Depending on the intensity of the storm, community members could be without water or power for extended periods of time. This means that taking a thorough inventory of your household needs and what you might need in the event of an emergency, is crucial.
“Make sure that you’ve got at least three days worth of self-sufficiency,” says John Morales, our Miami-based meteorologist. “If you’re taking care of elderly, make sure that they’re going to be properly taken care of. Even your pets, you need to consider as well.”
Things like prescription medications, water, clothing, food — larger tools like a generator — are all worth considering when assembling your preparedness plan.
Preparing for a storm, also looks like assessing your home’s structural integrity, as mentioned before.
“[Do] you have strong windows and doors? Or do you have a way to protect those windows and doors? You need to know that too, because if not, you need to make plans to protect those and keep the wind out of your structure,” said Morales.
If you’re a homeowner, preparedness might also look like connecting with your property’s insurance agent to see what kind of storm damage might be included in your policy.
3. What about afterward?
It’s important to note that a tropical storm’s impacts on a region can be devastating. Due to this, it is equally as important to prepare how you’ll navigate your community post-storm as it is pre-storm.
In addition to making sure to cover any exposed skin to protect yourself from fallen debris or other hazards, you’ll also want to make sure you have essential items, like medical equipment, essential documents, medication or other things you may need to survive, should you be forced to relocate.
Meteorologists emphasize that in the case of these events you should think long-term, and prepare to, especially if you choose to or are unable to evacuate, navigate an unstable environment.
In Puerto Rico, for example, Hurricane Maria knocked out nearly 80 percent of the country’s power grid, taking over 11 months to restore and leaving millions, especially the most vulnerable, without necessary electricity.
“If you are sick, and require medical equipment that must use power, [but] that equipment is not working — you might be able to withstand a day or two or three, but after two or three weeks with still no power, people are succumbing to that situation,” said Morales.
“That’s how so many people died in Puerto Rico, no power for weeks and months on end led to these indirect deaths on the island. So [if] people need to move to try and find a place where there is power, [it’s] a good idea if you do it carefully. But the problem is, not everybody can afford to do that.”

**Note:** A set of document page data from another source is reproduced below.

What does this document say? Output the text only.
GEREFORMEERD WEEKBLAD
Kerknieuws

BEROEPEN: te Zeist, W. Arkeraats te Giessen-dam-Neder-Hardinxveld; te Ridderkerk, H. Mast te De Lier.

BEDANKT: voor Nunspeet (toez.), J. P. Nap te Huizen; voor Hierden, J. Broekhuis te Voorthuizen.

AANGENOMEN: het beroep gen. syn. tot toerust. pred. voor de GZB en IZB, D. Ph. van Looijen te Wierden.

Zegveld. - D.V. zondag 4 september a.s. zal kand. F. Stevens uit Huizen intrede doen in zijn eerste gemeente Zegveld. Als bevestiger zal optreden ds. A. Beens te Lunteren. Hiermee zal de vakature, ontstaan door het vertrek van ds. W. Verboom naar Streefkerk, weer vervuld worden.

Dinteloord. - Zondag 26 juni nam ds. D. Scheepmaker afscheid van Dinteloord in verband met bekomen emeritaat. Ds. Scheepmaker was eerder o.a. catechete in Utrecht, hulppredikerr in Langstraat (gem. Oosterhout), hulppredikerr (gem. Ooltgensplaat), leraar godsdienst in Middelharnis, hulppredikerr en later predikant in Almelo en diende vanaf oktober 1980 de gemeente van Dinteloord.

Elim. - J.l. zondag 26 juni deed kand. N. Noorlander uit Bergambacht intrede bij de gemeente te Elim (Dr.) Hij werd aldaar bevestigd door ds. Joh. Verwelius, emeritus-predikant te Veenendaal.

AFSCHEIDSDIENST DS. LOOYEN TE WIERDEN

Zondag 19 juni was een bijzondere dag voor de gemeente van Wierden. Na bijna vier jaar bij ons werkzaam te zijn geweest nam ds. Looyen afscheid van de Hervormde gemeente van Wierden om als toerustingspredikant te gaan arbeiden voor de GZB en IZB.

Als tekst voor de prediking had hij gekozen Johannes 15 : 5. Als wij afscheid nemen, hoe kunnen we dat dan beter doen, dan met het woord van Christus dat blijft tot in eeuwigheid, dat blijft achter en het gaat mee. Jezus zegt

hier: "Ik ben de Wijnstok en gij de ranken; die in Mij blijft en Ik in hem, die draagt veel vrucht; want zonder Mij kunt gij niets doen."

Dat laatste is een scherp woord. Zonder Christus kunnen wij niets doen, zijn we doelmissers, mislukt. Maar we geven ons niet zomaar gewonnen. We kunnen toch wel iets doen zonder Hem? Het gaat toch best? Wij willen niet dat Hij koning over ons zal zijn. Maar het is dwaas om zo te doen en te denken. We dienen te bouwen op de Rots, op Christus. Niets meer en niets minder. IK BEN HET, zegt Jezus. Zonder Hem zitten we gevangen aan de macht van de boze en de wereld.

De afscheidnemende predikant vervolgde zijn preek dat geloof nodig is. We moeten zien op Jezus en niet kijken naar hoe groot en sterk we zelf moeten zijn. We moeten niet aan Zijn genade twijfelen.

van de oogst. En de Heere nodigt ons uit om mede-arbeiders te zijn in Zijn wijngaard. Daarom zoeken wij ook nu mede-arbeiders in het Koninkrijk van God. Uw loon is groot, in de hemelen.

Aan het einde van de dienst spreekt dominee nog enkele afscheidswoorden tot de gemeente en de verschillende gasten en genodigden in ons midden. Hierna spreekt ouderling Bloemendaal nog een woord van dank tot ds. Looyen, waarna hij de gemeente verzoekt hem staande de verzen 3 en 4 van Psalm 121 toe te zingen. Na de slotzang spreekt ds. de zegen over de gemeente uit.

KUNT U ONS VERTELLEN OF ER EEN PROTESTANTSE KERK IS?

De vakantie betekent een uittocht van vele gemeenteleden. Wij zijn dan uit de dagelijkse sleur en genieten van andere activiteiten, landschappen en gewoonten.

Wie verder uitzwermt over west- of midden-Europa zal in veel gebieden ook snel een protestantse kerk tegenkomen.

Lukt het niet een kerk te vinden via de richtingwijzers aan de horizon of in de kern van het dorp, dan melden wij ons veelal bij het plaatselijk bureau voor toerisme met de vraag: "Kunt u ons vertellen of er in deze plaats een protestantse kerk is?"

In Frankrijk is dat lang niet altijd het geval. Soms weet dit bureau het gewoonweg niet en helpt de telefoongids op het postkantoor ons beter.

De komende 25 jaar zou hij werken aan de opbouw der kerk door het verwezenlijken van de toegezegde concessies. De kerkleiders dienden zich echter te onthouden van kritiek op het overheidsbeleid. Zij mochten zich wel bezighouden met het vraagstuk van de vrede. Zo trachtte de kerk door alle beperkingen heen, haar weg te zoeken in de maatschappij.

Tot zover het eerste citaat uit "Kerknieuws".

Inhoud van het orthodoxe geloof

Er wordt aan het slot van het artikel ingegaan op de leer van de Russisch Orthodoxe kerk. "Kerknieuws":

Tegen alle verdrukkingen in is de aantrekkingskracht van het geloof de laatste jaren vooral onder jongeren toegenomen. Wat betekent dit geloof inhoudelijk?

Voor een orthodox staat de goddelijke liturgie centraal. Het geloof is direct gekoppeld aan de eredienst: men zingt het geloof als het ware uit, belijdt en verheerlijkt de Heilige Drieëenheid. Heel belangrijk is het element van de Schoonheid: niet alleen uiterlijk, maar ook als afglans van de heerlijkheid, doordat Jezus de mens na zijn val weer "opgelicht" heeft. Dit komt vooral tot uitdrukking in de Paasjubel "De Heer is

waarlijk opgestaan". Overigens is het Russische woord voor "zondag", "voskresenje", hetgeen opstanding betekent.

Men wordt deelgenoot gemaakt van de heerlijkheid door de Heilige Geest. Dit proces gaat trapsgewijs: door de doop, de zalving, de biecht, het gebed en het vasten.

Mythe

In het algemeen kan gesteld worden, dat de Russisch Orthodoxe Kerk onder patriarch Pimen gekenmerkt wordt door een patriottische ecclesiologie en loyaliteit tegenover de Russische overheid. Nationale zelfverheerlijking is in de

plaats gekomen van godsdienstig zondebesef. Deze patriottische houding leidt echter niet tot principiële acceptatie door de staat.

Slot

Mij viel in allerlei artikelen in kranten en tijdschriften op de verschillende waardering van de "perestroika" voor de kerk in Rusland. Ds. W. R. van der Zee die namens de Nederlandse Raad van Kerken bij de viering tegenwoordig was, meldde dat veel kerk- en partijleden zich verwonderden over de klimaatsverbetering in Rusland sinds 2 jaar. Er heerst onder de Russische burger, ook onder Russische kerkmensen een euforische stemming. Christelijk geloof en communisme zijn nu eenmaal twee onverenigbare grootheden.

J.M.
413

Should you, in fact, be forced to relocate, you’ll also want to be aware of your town’s evacuation plan, in order to avoid further panic on the day of.
“There have been instances in the past year, going back to the 2005 hurricane season, where people have died in the evacuation process because everybody evacuated at once and were stuck on the freeway with high heat and other dangers,” says Torres.
“The best way to avoid evacuation disasters is to make sure that you know where you live and [if] this was a big hazard to your specific location.”
4. Who can I call on for help?
“Nobody knows exactly where [the storms] are going to go once they form and get strong. But everybody from the Caribbean to Central America and North America — we all need to be quite vigilant to what’s going to happen this hurricane season.”
Local organizations have long been carrying the burden of supporting community members through traumatic extreme weather events like hurricanes.
Organizations like Mutual Aid Disaster Relief, for example, offer a Relief Toolkit, a list of resources and a directory of city-based mutual aid organizations across the country for community members in need during a time of environmental crisis.